As someone who works from home and often on the phone, I’m not normally that concerned about my appearance. I can wear pajamas all day or do coaching calls in my cozy, ratty t-shirt and shorts. I don’t have to wear makeup, so I rarely do, and my hair is often greasy.
Last week I had to make a couple videos: one for an upcoming speaking event and another for a Tedx application. On those days, I took a shower, put on makeup, curled my hair. I thought about the clothes I’d be wearing, because I wanted to know, Would they give off the vibe I wanted to share? I wanted the whole ensemble to say, “I’m knowledgeable, insightful, and entertaining.”
When I’m putting a lot of thought into my look, I’d like to believe that I’m thinking of others: making them feel comfortable, showing them respect, and helping them feel confident about hiring me. But if I’m honest, I have to admit that there’s another motive at play, and that motive is me. Darn it.
In those moments I’m seeking to influence their opinion of me. I want them to see certain things in me like intelligence, stage presence and a snappy sense of style. Oh boy. I want to seem professional and polished. Fresh and friendly. I want to appear likeable and creditable. And much, much more. Sheesh.
When I am this concerned about how I appear, I’m at risk of losing my authenticity.
IMPRESSING IS NOT AUTHENTIC
It’s not authentic to want to impress.
Impact, you bet.
But impress, no.
Impressing someone is about manipulating their idea of you. It’s about crafting a specific image that is seen by others.
- Maybe you want to be seen as intelligent. That’s always been one of mine. I remember wearing some glasses in 5thgrade that didn’t have any lenses in them. I don’t even know where I found them, but I loved them because I thought they made me look smart. That is, until some girl noticed, stuck her finger into the frame and right into my eye. I hated that kid. She ruined my image.
- Maybe you want to be seen as skilled and competent. I like that one too. No one wants to work with an idiot.
- Maybe you want to be seen as kind and understanding. Or dynamic and fun. Or strong and confident. Or creative and compassionate.

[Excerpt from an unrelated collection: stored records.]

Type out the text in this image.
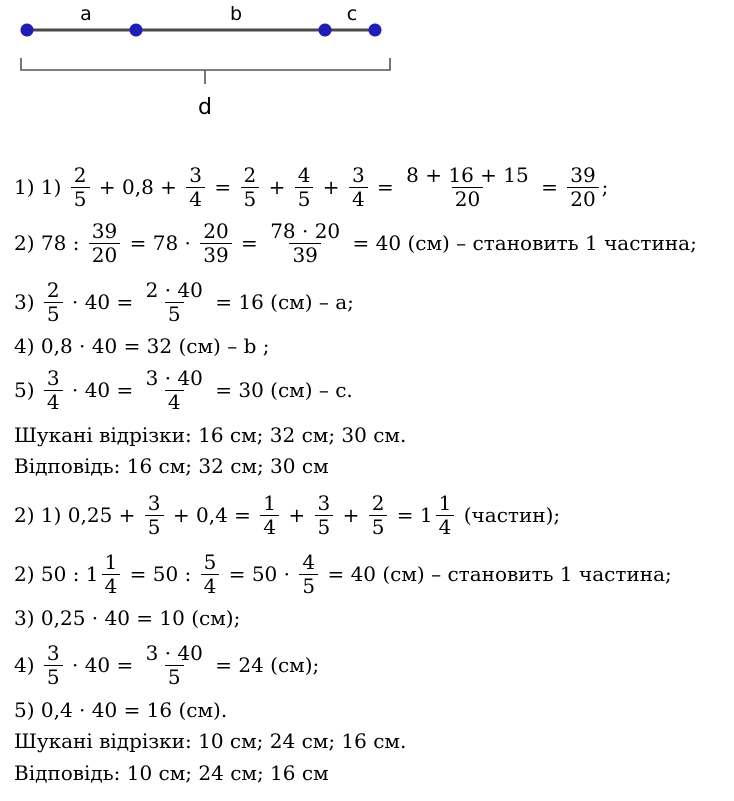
a	b	c
d
1) $1) \frac{2}{5} + 0,8 + \frac{3}{4} = \frac{2}{5} + \frac{4}{5} + \frac{3}{4} = \frac{8 + 16 + 15}{20} = \frac{39}{20}$ ;
2) 78 : $\frac{39}{20} = 78 \cdot \frac{20}{39} = \frac{78 \cdot 20}{39} = 40$ (см) – становить 1 частина;
$3) \frac{2}{5} \cdot 40 = \frac{2 \cdot 40}{5} = 16$ (см) – а;
4) 0,8 · 40 = 32 (см) – b ;
$5) \frac{3}{4} \cdot 40 = \frac{3 \cdot 40}{4} = 30$ (см) – с.
Шукані відрізки: 16 см; 32 см; 30 см.
Відповідь: 16 см; 32 см; 30 см
2) 1) $0,25 + \frac{3}{5} + 0,4 = \frac{1}{4} + \frac{3}{5} + \frac{2}{5} = 1 \frac{1}{4}$ (частин);
2) 50 : $1 \frac{1}{4} = 50$ : $\frac{5}{4} = 50 \cdot \frac{4}{5} = 40$ (см) – становить 1 частина;
3) 0,25 · 40 = 10 (см);
$4) \frac{3}{5} \cdot 40 = \frac{3 \cdot 40}{5} = 24$ (см);
5) 0,4 · 40 = 16 (см).
Шукані відрізки: 10 см; 24 см; 16 см.
Відповідь: 10 см; 24 см; 16 см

The list goes on and on.
We are likely to want to impress others in the area of our personal insecurities. It’s as if we need to prove to ourselves and other people that we have these qualities. If we can convince someone, anyone, that they are there, then that will make it more likely to be true.

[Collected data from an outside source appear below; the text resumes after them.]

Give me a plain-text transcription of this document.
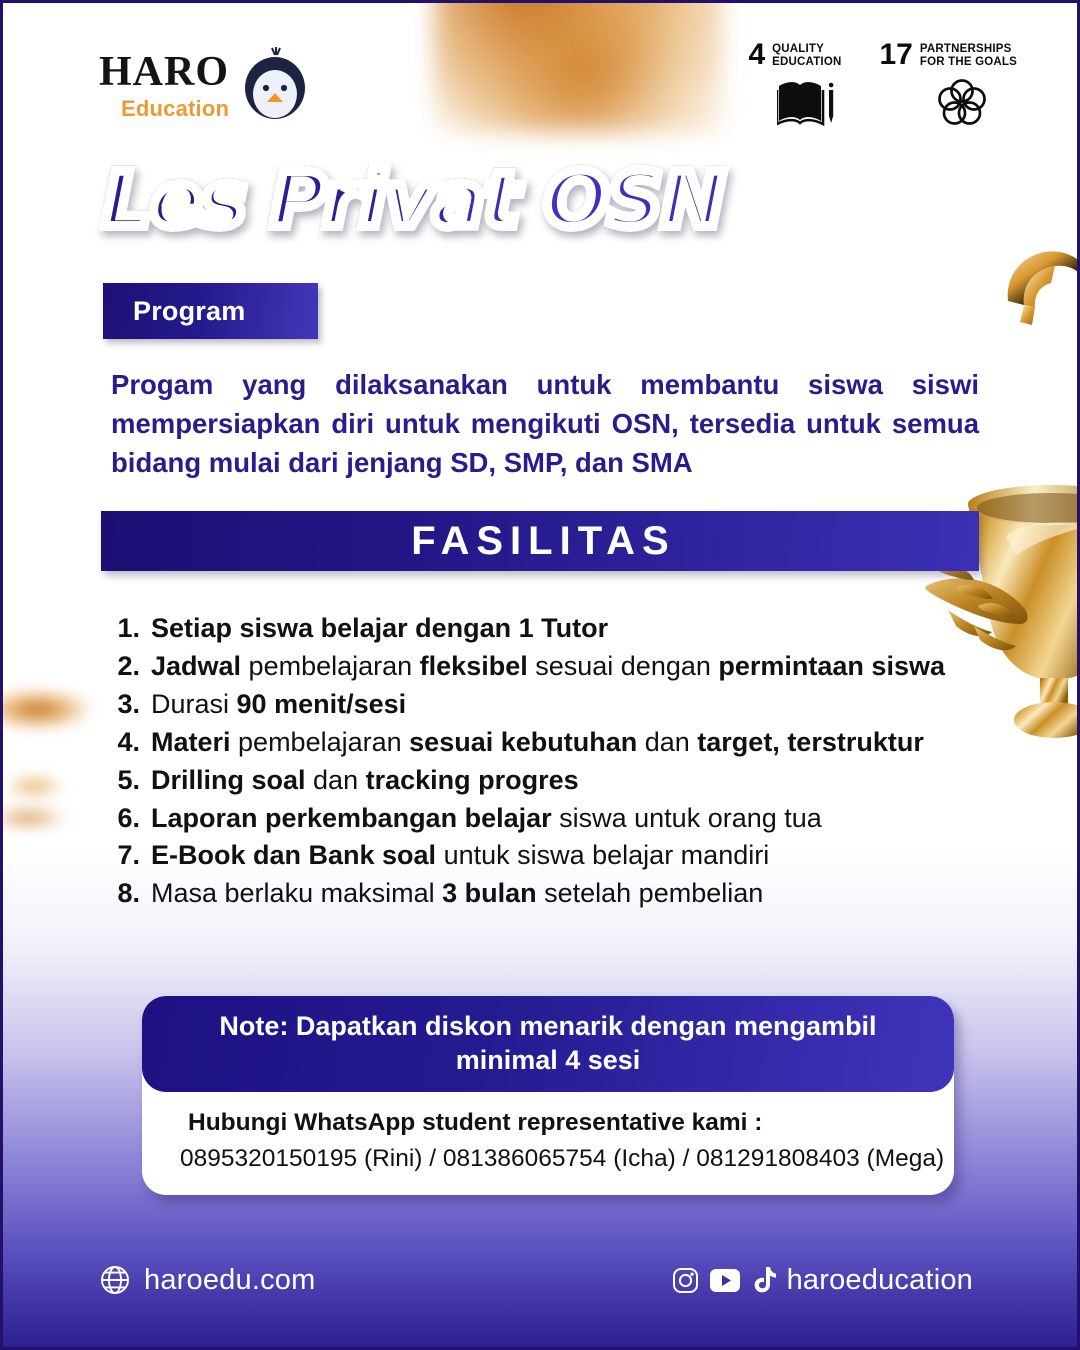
HARO
Education
4 QUALITY
EDUCATION 17 PARTNERSHIPS
FOR THE GOALS
Les Privat OSN
Program
Progam yang dilaksanakan untuk membantu siswa siswi mempersiapkan diri untuk mengikuti OSN, tersedia untuk semua bidang mulai dari jenjang SD, SMP, dan SMA
FASILITAS
1. Setiap siswa belajar dengan 1 Tutor
2. Jadwal pembelajaran fleksibel sesuai dengan permintaan siswa
3. Durasi 90 menit/sesi
4. Materi pembelajaran sesuai kebutuhan dan target, terstruktur
5. Drilling soal dan tracking progres
6. Laporan perkembangan belajar siswa untuk orang tua
7. E-Book dan Bank soal untuk siswa belajar mandiri
8. Masa berlaku maksimal 3 bulan setelah pembelian
Note: Dapatkan diskon menarik dengan mengambil minimal 4 sesi
Hubungi WhatsApp student representative kami :
0895320150195 (Rini) / 081386065754 (Icha) / 081291808403 (Mega)
haroedu.com	haroeducation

Another word for my attitude is pretense.
Pretense is an attempt to make something that is not the case appear to be true. Now, I didn’t actively think on the morning of the recording, “I’m not knowledgeable, insightful, or entertaining.” I wasn’t beating myself up or doubting my overall worth and value. It was actually a pretty good day. But, I didn’t feel secure enough in those three areas, that I could just let the chips fall where they may. I wanted to make a certain impression.

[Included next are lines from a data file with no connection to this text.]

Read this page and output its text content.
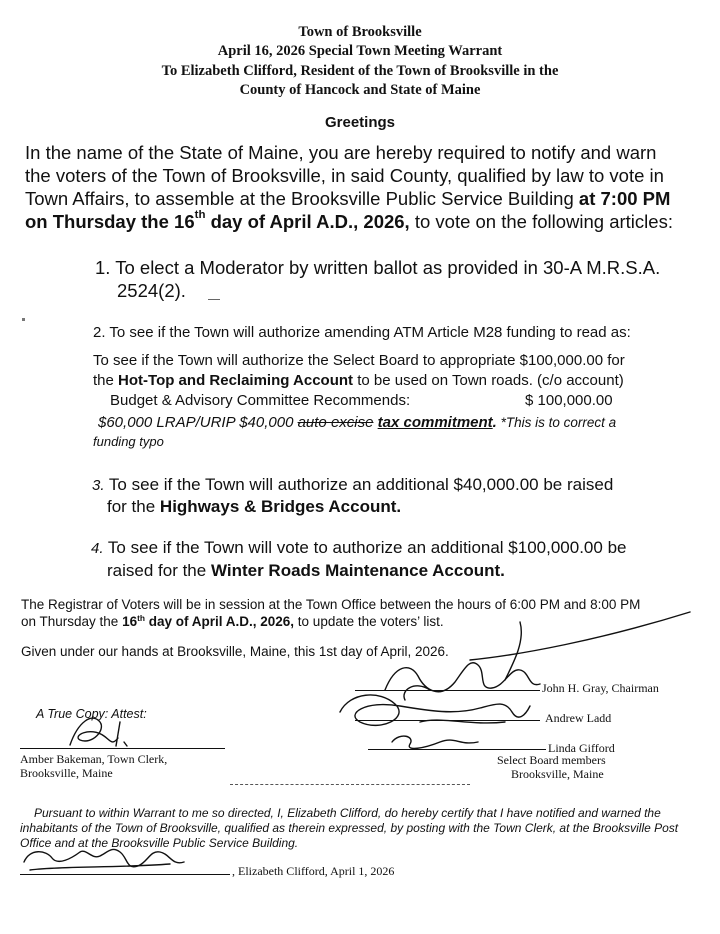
Town of Brooksville
April 16, 2026 Special Town Meeting Warrant
To Elizabeth Clifford, Resident of the Town of Brooksville in the
County of Hancock and State of Maine
Greetings
In the name of the State of Maine, you are hereby required to notify and warn
the voters of the Town of Brooksville, in said County, qualified by law to vote in
Town Affairs, to assemble at the Brooksville Public Service Building at 7:00 PM
on Thursday the 16th day of April A.D., 2026, to vote on the following articles:
1. To elect a Moderator by written ballot as provided in 30-A M.R.S.A.
2524(2).
2. To see if the Town will authorize amending ATM Article M28 funding to read as:
To see if the Town will authorize the Select Board to appropriate $100,000.00 for
the Hot-Top and Reclaiming Account to be used on Town roads. (c/o account)
Budget & Advisory Committee Recommends:	$ 100,000.00
$60,000 LRAP/URIP $40,000 auto excise tax commitment. *This is to correct a
funding typo
3. To see if the Town will authorize an additional $40,000.00 be raised
for the Highways & Bridges Account.
4. To see if the Town will vote to authorize an additional $100,000.00 be
raised for the Winter Roads Maintenance Account.
The Registrar of Voters will be in session at the Town Office between the hours of 6:00 PM and 8:00 PM
on Thursday the 16th day of April A.D., 2026, to update the voters’ list.
Given under our hands at Brooksville, Maine, this 1st day of April, 2026.
John H. Gray, Chairman
Andrew Ladd
Linda Gifford
Select Board members
Brooksville, Maine
A True Copy: Attest:
Amber Bakeman, Town Clerk,
Brooksville, Maine
Pursuant to within Warrant to me so directed, I, Elizabeth Clifford, do hereby certify that I have notified and warned the
inhabitants of the Town of Brooksville, qualified as therein expressed, by posting with the Town Clerk, at the Brooksville Post
Office and at the Brooksville Public Service Building.
, Elizabeth Clifford, April 1, 2026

But here is what’s really important: Pretense and impressing others is not about being a certain way, but rather been seen a certain way.
In her book, Without Rival, Lisa Bevere asks the question, as she says, for this generation.
“Is how we look more important than what we are?”
To which I want to scream, NOOOOOO!!!
Although there I am, in my bathroom, trying to make a good impression.
Just because we are seen for certain qualities, does not make them true. Just because others miss things about us, does not mean they are not there either.
The only way to know what is true is to look into your heart.
“For the Lord sees not as man sees: man looks on the outward appearance, but the Lord looks on the heart.” 1 Samuel 16:7
God sees our authentic self when He looks at our heart. He sees the strengths that He gave us and the way that we reflect Him best (The Beginning of an Authentic Life). He sees the weaknesses that beset us and keep us dependent on His grace (The Hardest Part of an Authentic Life). He sees the values that He has formed in us through the experiences of our lives (The Hidden Part of an Authentic Life). He sees the emotions He has given us that that we don’t often recognize (The Emotional Part of an Authentic Life).
God sees us just as we are and we never need to impress Him. We are secure in His love.
“Let the beloved of the Lord rest secure in him,
for he shields him all day long,
and the one the Lord loves rests between his shoulders.” Deuteronomy 33:12
In fact, when we become more interested in expressing what is true vs. making a good impression, we can finally start working on becoming the people we would like to appear to be. God can and will change us more into His knowledgeable, insightful, and entertaining likeness if only we will stop settling for looking knowledgeable, insightful, and entertaining.
And when He does, we will have nothing to prove.
A FEW THOUGHTS TO CONSIDER
What if we put our reputation into God’s hands?
What if we let Him be responsible for how others see us and what they think about us?
What if we spent more time becoming the person we wanted to be rather than trying to appear that way?
I think it’s going to be a lot easier to get dressed tomorrow. How about you?